Prognosis and clinicopathologic features in patients with gastric stump cancer after curative surgery
Background Gastric stump (“remnant”) cancer is the development of a malignancy related to previous gastric surgery. Prognosis in gastric stump cancer, compared with that in primary gastric cancer, is still controversial.
Methods From January 1988 to December 2012 at a single medical centre in Taiwan, 105 patients with gastric stump cancer, including 85 with previous peptic ulcer disease and 20 with previous gastric cancer, were analyzed for clinicopathologic characteristics and overall survival (os).
Results The 5-year os rates for patients with gastric stump cancer and with primary gastric cancer were 51.2% and 54.5% respectively (p = 0.035). Analysis of clinicopathologic characteristics indicated that, compared with patients having primary gastric cancer, those with gastric stump cancer had more lymph node metastasis (p < 0.001) and had been diagnosed at a more advanced stage (p = 0.047). Multivariate analysis with os as an endpoint showed that age [p = 0.015; hazard ratio (hr): 2.300; 95% confidence interval (ci): 1.173 to 4.509], tumour size (p = 0.037; hr: 1.700; 95% ci: 1.031 to 2.801), stromal reaction (p = 0.021; hr: 1.802; 95% ci: 1.094 to 2.969), and pathologic N category (p = 0.001; hr: 1.449; 95% ci: 1.161 to 1.807) were independent predictors in gastric stump cancer. The os rates for patients with gastric stump cancer who previously had gastric cancer or peptic ulcer disease were 72.9% and 50.0% respectively (p = 0.019).
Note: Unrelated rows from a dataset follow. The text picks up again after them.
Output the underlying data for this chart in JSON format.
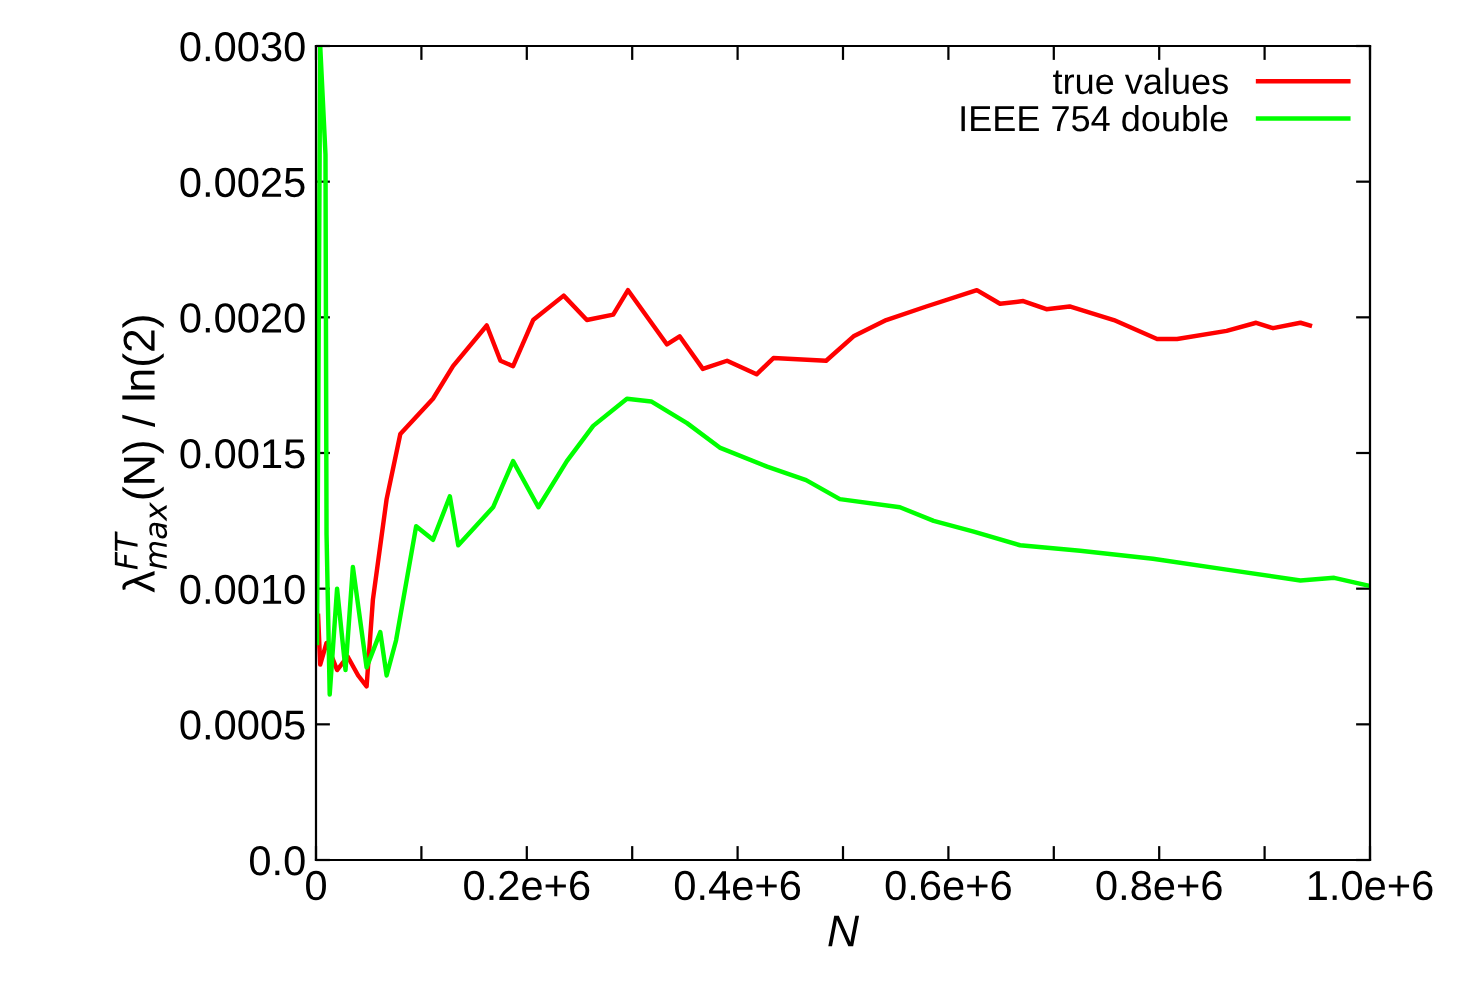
{
  "chart_data": {
    "type": "line",
    "xlabel": "N",
    "ylabel": "λ$^{FT}$$_{max}$(N) / ln(2)",
    "xlim": [
      0,
      1000000
    ],
    "ylim": [
      0,
      0.003
    ],
    "xticks": [
      {
        "value": 0,
        "label": "0"
      },
      {
        "value": 100000,
        "label": null
      },
      {
        "value": 200000,
        "label": "0.2e+6"
      },
      {
        "value": 300000,
        "label": null
      },
      {
        "value": 400000,
        "label": "0.4e+6"
      },
      {
        "value": 500000,
        "label": null
      },
      {
        "value": 600000,
        "label": "0.6e+6"
      },
      {
        "value": 700000,
        "label": null
      },
      {
        "value": 800000,
        "label": "0.8e+6"
      },
      {
        "value": 900000,
        "label": null
      },
      {
        "value": 1000000,
        "label": "1.0e+6"
      }
    ],
    "yticks": [
      {
        "value": 0,
        "label": "0.0"
      },
      {
        "value": 0.0005,
        "label": "0.0005"
      },
      {
        "value": 0.001,
        "label": "0.0010"
      },
      {
        "value": 0.0015,
        "label": "0.0015"
      },
      {
        "value": 0.002,
        "label": "0.0020"
      },
      {
        "value": 0.0025,
        "label": "0.0025"
      },
      {
        "value": 0.003,
        "label": "0.0030"
      }
    ],
    "legend": "top right",
    "grid": false,
    "series": [
      {
        "name": "true values",
        "color": "#ff0000",
        "x": [
          2000,
          4000,
          10000,
          20000,
          30000,
          40000,
          48000,
          54000,
          67000,
          80000,
          111000,
          130000,
          162000,
          175000,
          187000,
          206000,
          235000,
          257000,
          282000,
          296000,
          333000,
          345000,
          367000,
          390000,
          418000,
          434000,
          484000,
          510000,
          541000,
          579000,
          627000,
          649000,
          671000,
          693000,
          715000,
          757000,
          798000,
          817000,
          864000,
          892000,
          908000,
          934000,
          943000
        ],
        "values": [
          0.0009,
          0.00072,
          0.0008,
          0.0007,
          0.00075,
          0.00068,
          0.00064,
          0.00096,
          0.00133,
          0.00157,
          0.0017,
          0.00182,
          0.00197,
          0.00184,
          0.00182,
          0.00199,
          0.00208,
          0.00199,
          0.00201,
          0.0021,
          0.0019,
          0.00193,
          0.00181,
          0.00184,
          0.00179,
          0.00185,
          0.00184,
          0.00193,
          0.00199,
          0.00204,
          0.0021,
          0.00205,
          0.00206,
          0.00203,
          0.00204,
          0.00199,
          0.00192,
          0.00192,
          0.00195,
          0.00198,
          0.00196,
          0.00198,
          0.00197
        ]
      },
      {
        "name": "IEEE 754 double",
        "color": "#00ff00",
        "x": [
          1000,
          4000,
          9000,
          10000,
          13000,
          20000,
          28000,
          35000,
          48000,
          61000,
          67000,
          76000,
          95000,
          111000,
          127000,
          135000,
          168000,
          187000,
          211000,
          238000,
          263000,
          295000,
          318000,
          352000,
          383000,
          428000,
          465000,
          497000,
          554000,
          586000,
          624000,
          668000,
          725000,
          794000,
          864000,
          934000,
          966000,
          1000000
        ],
        "values": [
          0.0008,
          0.003,
          0.0026,
          0.0012,
          0.00061,
          0.001,
          0.0007,
          0.00108,
          0.00071,
          0.00084,
          0.00068,
          0.00081,
          0.00123,
          0.00118,
          0.00134,
          0.00116,
          0.0013,
          0.00147,
          0.0013,
          0.00147,
          0.0016,
          0.0017,
          0.00169,
          0.00161,
          0.00152,
          0.00145,
          0.0014,
          0.00133,
          0.0013,
          0.00125,
          0.00121,
          0.00116,
          0.00114,
          0.00111,
          0.00107,
          0.00103,
          0.00104,
          0.00101
        ]
      }
    ]
  }
}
The Borrmann classification was more superficial (p = 0.005), lymph node metastases were fewer (p = 0.004), and staging was less advanced (p = 0.025) in patients with gastric stump cancer who previously had gastric cancer than in their counterparts who previously had peptic ulcer disease.
Conclusions Survival is poorer in patients with gastric stump cancer who previously had peptic ulcer disease than in those who previously had primary gastric cancer. Patients with gastric stump cancer who previously had gastric cancer and could receive curative gastrectomy tended to have a better prognosis because of a more superficial Borrmann classification. Regular follow-up in patients who have undergone gastric surgery is recommended for the early detection of gastric stump cancer.